Silenzio-assenso: il diritto urbanistico tra progresso e resistenze feudali

Con l’introduzione dell’art. 36-bis al d.P.R. n. 380/2001, il Legislatore ha deciso di estendere il meccanismo del silenzio-assenso alle pratiche di sanatoria semplificata

di Pasquale Giugliano - 13/05/2025

La grande anomalia italiana

In nessun altro Paese europeo si assiste a un uso così estremo della funzione autorizzativa della PA. In Italia, ogni intervento, seppur minimo o quasi insignificante — come l’ampliamento di una finestra, la chiusura a veranda di un piccolo balcone o persino la realizzazione di una semplice intercapedine semi interrata attorno ad un edificio — deve previamente affrontare un labirinto burocratico, confrontarsi con un groviglio di norme fatto di autorizzazioni, pareri, verifiche, sopralluoghi e timbri, che rimbalzano da un ufficio all’altro. Il cittadino viene trattato come se la sua proprietà fosse cosa pubblica.

E non è tutto: sono le stesse norme ad impedire, di fatto, molte libertà costruttiva. Anche un’intercapedine, un sottotetto o un terrazzo vengono automaticamente considerati superficie utile, con conseguenze sul classamento e sulla rendita catastale, quindi sull’IMU, sulla Tari, sulle bollette etc.
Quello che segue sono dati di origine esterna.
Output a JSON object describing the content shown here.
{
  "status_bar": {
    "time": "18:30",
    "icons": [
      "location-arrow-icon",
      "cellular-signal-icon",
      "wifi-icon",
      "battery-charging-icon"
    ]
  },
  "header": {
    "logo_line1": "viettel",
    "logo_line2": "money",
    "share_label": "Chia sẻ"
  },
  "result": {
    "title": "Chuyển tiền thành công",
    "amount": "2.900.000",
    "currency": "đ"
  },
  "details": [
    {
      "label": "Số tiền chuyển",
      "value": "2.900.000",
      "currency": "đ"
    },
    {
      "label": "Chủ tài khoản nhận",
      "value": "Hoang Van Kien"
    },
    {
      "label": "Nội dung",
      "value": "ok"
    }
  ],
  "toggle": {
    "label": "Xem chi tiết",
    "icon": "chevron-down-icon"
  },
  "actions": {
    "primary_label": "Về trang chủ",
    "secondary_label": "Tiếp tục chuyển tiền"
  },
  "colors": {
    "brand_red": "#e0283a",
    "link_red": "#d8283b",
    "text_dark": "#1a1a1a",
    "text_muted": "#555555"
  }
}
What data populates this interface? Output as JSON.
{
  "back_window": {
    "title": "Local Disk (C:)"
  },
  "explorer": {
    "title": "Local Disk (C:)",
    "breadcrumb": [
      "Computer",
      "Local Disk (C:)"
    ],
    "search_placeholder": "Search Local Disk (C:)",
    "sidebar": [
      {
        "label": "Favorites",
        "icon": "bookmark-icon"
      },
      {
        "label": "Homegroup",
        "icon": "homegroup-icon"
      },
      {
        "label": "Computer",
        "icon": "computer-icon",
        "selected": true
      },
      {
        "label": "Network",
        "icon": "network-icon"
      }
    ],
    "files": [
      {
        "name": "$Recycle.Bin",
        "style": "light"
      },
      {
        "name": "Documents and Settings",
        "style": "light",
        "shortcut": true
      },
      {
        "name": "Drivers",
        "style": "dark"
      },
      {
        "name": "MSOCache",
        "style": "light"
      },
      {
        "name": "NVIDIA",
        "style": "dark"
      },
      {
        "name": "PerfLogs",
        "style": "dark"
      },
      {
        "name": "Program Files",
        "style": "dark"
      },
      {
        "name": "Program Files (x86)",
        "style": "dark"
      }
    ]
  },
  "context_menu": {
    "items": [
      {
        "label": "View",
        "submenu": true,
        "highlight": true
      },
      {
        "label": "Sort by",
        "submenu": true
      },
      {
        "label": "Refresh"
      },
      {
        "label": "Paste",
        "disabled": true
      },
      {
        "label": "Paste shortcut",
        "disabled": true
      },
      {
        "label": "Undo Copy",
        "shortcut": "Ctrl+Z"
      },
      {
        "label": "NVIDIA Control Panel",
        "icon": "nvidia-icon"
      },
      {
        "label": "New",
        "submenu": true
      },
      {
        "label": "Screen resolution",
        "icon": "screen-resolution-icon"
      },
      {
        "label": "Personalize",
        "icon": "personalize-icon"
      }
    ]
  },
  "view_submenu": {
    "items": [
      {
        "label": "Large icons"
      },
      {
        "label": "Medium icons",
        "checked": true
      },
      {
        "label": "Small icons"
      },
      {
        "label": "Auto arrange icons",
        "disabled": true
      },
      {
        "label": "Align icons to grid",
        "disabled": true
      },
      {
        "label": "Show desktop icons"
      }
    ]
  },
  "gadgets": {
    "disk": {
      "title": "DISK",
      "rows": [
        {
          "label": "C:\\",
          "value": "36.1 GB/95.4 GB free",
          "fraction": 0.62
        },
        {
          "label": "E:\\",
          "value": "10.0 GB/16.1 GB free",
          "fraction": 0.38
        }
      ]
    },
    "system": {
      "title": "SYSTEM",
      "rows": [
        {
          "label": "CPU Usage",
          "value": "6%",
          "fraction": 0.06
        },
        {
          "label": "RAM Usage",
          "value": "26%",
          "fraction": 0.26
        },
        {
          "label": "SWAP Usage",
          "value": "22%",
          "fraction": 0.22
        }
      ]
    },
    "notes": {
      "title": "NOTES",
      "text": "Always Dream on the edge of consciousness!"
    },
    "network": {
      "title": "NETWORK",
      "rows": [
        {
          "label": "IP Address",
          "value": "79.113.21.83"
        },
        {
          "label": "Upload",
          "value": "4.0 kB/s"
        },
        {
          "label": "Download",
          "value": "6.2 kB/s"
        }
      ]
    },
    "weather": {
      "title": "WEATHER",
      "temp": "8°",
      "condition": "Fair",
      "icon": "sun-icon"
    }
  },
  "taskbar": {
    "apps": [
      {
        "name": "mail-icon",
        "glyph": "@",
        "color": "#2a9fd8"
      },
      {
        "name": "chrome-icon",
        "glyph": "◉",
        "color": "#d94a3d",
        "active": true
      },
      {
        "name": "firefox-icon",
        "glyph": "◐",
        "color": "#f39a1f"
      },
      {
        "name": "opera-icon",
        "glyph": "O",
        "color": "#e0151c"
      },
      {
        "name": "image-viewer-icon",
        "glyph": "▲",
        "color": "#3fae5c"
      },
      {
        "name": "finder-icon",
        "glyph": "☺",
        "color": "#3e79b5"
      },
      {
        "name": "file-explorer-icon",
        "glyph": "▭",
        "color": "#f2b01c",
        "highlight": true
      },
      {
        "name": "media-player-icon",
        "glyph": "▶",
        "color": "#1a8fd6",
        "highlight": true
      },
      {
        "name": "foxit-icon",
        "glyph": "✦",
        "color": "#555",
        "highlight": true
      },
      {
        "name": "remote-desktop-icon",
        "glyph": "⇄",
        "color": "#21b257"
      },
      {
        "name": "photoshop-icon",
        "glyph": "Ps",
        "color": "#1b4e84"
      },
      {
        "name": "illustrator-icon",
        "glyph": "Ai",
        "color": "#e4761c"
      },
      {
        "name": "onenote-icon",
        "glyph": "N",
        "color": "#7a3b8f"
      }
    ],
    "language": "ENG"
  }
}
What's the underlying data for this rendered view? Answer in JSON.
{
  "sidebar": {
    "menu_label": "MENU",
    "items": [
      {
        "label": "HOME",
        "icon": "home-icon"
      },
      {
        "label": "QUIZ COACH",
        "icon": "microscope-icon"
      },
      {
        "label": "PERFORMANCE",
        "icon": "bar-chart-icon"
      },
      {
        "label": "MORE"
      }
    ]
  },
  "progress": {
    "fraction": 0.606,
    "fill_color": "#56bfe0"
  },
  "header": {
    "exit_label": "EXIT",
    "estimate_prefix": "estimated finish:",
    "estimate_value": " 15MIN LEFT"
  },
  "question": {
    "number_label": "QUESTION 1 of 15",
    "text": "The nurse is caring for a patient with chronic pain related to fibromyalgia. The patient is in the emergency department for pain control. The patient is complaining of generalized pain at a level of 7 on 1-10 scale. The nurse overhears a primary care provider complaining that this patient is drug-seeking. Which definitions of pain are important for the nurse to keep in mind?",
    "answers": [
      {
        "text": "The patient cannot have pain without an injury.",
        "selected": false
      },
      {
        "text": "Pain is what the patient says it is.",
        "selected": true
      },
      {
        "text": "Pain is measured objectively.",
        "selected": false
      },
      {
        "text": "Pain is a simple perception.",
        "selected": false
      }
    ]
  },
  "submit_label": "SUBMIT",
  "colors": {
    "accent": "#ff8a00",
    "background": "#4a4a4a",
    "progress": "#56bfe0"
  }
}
Il risultato è che un piccolo ampliamento può far lievitare la classificazione dell’immobile, far scattare oneri di urbanizzazione e costi di costruzione aggiuntivi, fino al paradosso di trasformare, “su carta”, la casa o la masseria di un contadino o di un pensionato in un’abitazione di “lusso” – si veda, per fare un esempio, il D.M. n. 1072 del 2 agosto 1969 – perdendo così le detrazioni fiscali sulla ristrutturazione o altri bonus edilizi, la riduzione dell’iva al 10%, l’esenzione dal pagamento dell’IMU anche se prima casa etc. vedi TUIR (DPR 917/1986) – Art. 16-bis, comma 1.

Così si arriva all’assurdo: un pensionato con 1.000 euro al mese, o un cittadino che guadagna 1.200 euro ma ha bisogno di qualche stanza in più per esigenze sue personali di vita, viene trattato dallo Stato come un miliardario. Una follia grottesca che sancisce un principio inquietante: in Italia, solo i ricchi possono permettersi le più semplici comodità o piccoli spazi abitativi che, altrove nel mondo, non verrebbero nemmeno notati.

Ne deriva una pessima qualità della vita, una stasi economica, un forte disincentivo agli investimenti in immobili, e alle ristrutturazioni, un danno importante per l’intera filiera edilizia che, ricordiamolo, rappresenta uno dei più potenti moltiplicatori economici nazionali.

L’edilizia non è solo fatta di mattoni: è manifattura, trasporti, energia, design, ricerca, innovazione, occupazione; si muovono con la filiera edilizia, innumerevoli figure artigiane: piastrellisti, elettricisti, idraulici, fabbri, falegnami, asfaltisti, guainisti, carpentieri, intonachisti, pittori, cartongessisti, vetrai, ponteggiatori, serramentisti, autisti, impiantisti, frigoristi, mobilieri, e poi i professionisti, come architetti, ingegneri, geometri, geologi, periti, e naturalmente imprese edili, di trasporto e logistica di materiali, il settore bancario e assicurativo (mutui, fideiussioni, assicurazioni tecniche), la filiera del cemento, dei laterizi, dell’acciaio, del vetro, degli isolanti, delle vernici, del legno, etc. con una mobilitazione economica, che genera una quota diretta sul PIL: tra il 9% e il 10% e con una quota indiretta e indotta (produzione di materiali, impianti, logistica, trasporti, servizi professionali, finanziari e assicurativi collegati), che può arrivare al 20% del PIL; con una occupazione: di oltre 2 milioni di occupati diretti e almeno altri 2 milioni indiretti, che generano un effetto moltiplicatore: ogni euro investito in edilizia genera da 1,5 a 3 euro di PIL nel medio periodo.